Duterte’s verbal attacks on top television broadcaster ABS-CBN and the Philippine Daily Inquirer newspaper came in a pair of speeches in which he also lashed out at the European Union for criticising him over alleged human rights abuses.
“I’m not threatening them but someday their karma will catch up with them,” Duterte said of the two media outlets.
“They’re shameless, those sons of whore journalists.”
Duterte named the Prieto and Lopez families that own the Inquirer and ABS-CBN respectively, calling them “oligarchs” who use the media to promote their chosen political candidates.
“That is what ails the Philippine society: it is the corrupt media, the face of Prieto and Lopez and their money and the church,” he said.

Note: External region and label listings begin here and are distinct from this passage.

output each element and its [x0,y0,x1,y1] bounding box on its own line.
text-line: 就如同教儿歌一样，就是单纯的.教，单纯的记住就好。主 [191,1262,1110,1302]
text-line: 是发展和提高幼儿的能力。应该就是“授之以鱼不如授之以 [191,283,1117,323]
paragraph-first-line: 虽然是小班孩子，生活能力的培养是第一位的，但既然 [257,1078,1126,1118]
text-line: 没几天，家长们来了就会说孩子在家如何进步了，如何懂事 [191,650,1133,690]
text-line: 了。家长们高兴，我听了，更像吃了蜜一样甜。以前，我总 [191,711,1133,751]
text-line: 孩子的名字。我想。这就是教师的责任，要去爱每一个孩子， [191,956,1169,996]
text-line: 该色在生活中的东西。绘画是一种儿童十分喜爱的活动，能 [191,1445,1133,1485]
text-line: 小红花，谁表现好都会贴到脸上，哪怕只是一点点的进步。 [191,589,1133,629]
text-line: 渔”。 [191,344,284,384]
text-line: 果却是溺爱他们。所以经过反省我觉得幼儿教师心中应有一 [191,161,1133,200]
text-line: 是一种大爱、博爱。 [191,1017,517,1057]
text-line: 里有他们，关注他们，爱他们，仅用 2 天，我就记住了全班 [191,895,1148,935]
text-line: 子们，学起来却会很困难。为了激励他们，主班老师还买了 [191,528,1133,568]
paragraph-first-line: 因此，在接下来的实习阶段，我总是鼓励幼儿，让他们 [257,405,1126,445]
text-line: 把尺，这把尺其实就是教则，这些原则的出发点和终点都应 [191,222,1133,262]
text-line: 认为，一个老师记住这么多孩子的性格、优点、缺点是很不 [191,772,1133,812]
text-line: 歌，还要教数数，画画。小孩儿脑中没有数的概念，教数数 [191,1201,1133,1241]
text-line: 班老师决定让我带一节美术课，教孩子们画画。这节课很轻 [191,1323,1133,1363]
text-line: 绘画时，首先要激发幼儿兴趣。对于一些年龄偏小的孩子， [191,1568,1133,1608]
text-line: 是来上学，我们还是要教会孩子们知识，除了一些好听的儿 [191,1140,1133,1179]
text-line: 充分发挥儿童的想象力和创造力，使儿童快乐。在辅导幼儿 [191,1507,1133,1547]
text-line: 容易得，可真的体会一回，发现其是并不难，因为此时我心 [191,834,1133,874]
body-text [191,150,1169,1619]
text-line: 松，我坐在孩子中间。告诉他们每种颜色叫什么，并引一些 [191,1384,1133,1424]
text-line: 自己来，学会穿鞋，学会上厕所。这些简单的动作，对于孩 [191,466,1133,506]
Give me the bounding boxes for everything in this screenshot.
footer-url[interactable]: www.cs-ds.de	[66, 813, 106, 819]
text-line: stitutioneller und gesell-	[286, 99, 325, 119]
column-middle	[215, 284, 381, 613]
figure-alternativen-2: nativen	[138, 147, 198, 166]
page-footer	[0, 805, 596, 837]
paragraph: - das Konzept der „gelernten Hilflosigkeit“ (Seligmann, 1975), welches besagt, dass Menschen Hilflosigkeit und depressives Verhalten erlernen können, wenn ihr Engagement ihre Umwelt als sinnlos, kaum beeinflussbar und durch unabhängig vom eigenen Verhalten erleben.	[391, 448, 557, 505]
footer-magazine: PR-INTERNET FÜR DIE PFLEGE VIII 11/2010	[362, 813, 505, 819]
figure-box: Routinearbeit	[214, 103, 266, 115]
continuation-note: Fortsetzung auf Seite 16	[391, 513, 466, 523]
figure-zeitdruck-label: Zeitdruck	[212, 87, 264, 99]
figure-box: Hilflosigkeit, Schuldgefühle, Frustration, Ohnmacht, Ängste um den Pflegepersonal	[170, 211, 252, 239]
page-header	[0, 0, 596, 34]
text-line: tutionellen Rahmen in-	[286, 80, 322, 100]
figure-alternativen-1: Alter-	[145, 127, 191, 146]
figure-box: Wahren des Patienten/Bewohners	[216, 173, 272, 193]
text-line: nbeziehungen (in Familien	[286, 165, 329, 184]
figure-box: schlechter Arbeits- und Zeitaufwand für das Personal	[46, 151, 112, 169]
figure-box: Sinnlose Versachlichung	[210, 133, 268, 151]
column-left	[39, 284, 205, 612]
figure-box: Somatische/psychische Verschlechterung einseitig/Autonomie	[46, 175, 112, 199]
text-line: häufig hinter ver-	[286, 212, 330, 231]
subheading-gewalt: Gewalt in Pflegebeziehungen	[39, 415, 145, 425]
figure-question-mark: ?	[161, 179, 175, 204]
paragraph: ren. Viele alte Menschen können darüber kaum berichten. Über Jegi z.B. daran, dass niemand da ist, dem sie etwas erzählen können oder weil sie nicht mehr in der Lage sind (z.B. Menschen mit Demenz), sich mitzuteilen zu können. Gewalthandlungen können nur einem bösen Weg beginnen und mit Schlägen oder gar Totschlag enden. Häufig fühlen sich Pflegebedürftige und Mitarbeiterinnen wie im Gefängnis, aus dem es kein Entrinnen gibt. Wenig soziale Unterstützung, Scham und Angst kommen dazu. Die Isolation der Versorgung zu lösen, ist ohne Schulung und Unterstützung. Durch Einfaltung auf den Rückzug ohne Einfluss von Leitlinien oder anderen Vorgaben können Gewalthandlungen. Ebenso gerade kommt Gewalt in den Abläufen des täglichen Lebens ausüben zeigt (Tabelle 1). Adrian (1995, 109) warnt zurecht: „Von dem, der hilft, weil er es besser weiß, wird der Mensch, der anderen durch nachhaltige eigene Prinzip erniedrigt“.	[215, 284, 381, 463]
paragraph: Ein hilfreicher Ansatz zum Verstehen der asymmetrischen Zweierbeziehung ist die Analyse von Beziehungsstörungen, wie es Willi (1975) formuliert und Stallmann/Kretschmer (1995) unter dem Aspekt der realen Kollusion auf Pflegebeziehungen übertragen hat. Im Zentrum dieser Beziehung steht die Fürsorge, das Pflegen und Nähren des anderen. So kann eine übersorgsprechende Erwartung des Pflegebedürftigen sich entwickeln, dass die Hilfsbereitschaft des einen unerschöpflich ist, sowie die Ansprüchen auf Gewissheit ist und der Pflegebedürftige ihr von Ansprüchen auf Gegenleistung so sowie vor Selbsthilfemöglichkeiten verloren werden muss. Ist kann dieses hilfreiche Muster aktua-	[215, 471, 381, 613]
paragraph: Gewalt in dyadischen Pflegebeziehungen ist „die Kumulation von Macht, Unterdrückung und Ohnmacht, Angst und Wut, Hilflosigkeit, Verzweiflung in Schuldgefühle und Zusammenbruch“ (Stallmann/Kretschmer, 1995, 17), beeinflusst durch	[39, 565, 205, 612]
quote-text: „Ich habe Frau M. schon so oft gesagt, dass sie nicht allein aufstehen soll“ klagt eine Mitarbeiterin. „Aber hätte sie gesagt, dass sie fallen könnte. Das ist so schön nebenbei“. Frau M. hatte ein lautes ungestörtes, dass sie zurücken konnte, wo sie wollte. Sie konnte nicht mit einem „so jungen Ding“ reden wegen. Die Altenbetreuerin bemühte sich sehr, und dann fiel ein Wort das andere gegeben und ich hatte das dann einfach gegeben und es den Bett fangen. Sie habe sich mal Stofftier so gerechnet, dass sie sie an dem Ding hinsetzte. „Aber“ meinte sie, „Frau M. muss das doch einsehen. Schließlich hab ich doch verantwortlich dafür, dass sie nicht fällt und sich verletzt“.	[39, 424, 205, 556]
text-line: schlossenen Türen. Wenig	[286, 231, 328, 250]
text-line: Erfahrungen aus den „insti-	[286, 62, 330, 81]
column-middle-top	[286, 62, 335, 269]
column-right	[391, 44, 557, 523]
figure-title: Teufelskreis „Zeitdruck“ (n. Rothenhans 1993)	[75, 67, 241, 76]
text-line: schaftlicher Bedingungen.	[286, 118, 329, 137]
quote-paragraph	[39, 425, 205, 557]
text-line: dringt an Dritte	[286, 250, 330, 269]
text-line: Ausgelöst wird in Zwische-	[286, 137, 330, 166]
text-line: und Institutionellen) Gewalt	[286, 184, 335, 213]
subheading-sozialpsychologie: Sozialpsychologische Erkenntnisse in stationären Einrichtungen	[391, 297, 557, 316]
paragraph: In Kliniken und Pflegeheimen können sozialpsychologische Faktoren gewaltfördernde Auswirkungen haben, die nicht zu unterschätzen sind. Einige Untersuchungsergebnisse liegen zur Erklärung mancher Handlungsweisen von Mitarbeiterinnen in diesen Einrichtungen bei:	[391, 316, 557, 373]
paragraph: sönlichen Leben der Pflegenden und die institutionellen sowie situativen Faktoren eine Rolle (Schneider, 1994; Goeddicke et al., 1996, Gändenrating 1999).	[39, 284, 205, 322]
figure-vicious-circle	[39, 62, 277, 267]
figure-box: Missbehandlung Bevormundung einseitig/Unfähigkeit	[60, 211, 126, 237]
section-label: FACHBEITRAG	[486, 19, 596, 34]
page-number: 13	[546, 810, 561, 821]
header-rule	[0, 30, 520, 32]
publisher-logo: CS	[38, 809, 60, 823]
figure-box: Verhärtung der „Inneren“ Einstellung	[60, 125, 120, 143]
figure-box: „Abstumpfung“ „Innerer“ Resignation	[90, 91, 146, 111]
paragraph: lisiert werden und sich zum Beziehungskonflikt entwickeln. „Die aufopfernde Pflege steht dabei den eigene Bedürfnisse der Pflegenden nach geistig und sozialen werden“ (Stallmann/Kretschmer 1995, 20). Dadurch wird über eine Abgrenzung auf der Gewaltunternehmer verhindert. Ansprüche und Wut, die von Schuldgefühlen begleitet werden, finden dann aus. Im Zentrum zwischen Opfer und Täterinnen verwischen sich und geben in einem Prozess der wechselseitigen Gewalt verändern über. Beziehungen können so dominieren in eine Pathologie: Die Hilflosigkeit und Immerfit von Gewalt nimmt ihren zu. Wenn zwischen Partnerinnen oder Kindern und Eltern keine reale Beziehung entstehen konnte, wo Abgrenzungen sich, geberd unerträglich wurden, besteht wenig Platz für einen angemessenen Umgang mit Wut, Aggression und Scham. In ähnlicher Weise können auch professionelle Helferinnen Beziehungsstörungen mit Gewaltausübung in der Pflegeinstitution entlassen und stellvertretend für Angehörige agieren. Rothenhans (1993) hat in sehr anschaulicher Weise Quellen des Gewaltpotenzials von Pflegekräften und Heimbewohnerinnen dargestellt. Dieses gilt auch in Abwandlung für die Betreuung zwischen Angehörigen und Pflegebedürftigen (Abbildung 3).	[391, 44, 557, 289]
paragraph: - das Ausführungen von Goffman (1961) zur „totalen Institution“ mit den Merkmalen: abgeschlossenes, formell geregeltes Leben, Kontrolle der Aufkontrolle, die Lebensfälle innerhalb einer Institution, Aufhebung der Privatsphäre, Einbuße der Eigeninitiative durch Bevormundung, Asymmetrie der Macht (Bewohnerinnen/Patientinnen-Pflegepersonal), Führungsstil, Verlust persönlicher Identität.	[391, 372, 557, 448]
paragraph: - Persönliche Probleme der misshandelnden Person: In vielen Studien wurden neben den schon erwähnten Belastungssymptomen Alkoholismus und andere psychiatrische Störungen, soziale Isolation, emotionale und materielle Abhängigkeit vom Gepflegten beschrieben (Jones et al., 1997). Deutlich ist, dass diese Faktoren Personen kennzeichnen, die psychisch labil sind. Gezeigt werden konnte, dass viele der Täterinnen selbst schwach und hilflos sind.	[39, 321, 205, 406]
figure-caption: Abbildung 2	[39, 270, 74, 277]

He also threatened to use the government TV station to shame those two families.
“I will give you your due also. I will go through your lives and those of your children,” on government television, he said.
Duterte easily won presidential elections last year after vowing to eradicate illegal drugs in society by killing tens of thousands of people.
Since taking office in June, police have reported killing at least 2,564 people in drug raids while more than 4,200 others have been killed in unexplained circumstances, according to official figures.
Rights groups have warned he may be overseeing a crime against humanity, while the European Parliament has been among other extremely critical foreign institutions.
Duterte frequently responds to criticism with foul-mouthed defiance. He also branded then US president Barack Obama a “son of a whore” last year.
Many Filipinos support Duterte’s drug war, believing he is making society safer.
But rights groups say many people are also too afraid to speak out, citing his fiery rhetoric and various alleged intimidation tactics.
Last year, Duterte made comments widely interpreted as justifying the murders of some journalists.
“Just because you’re a journalist you are not exempted from assassination, if you’re a son of a bitch,” he said.
He has also described Jun Pala, a journalist who was murdered in the southern city of Davao in 2003 when Duterte was mayor there, as a “rotten son of a bitch”.
Pala’s murder has never been solved but in recent weeks, a former police aide of Duterte said the then-mayor ordered the killing.
In a statement late Thursday, the Philippine Daily Inquirer said it took “exception” to his accusation that it was unfair in its coverage.
“Since its founding in 1985 the Inquirer has upheld the highest standards of excellence in journalism,” the statement said.
“Even as we’ve courageously pursued the truth in our coverage, we’ve endeavoured to get the administration’s side on any controversy.”
The National Union of Journalists of the Philippines issued a statement saying: “Mr. Duterte, your mouth is getting the better of you!”
“Your incoherent and foul mouthed rant against two of the country’s major media outfits — the Philippine Daily Inquirer and ABS-CBN — was not only unwarranted, it was absolutely twisted,” the statement said.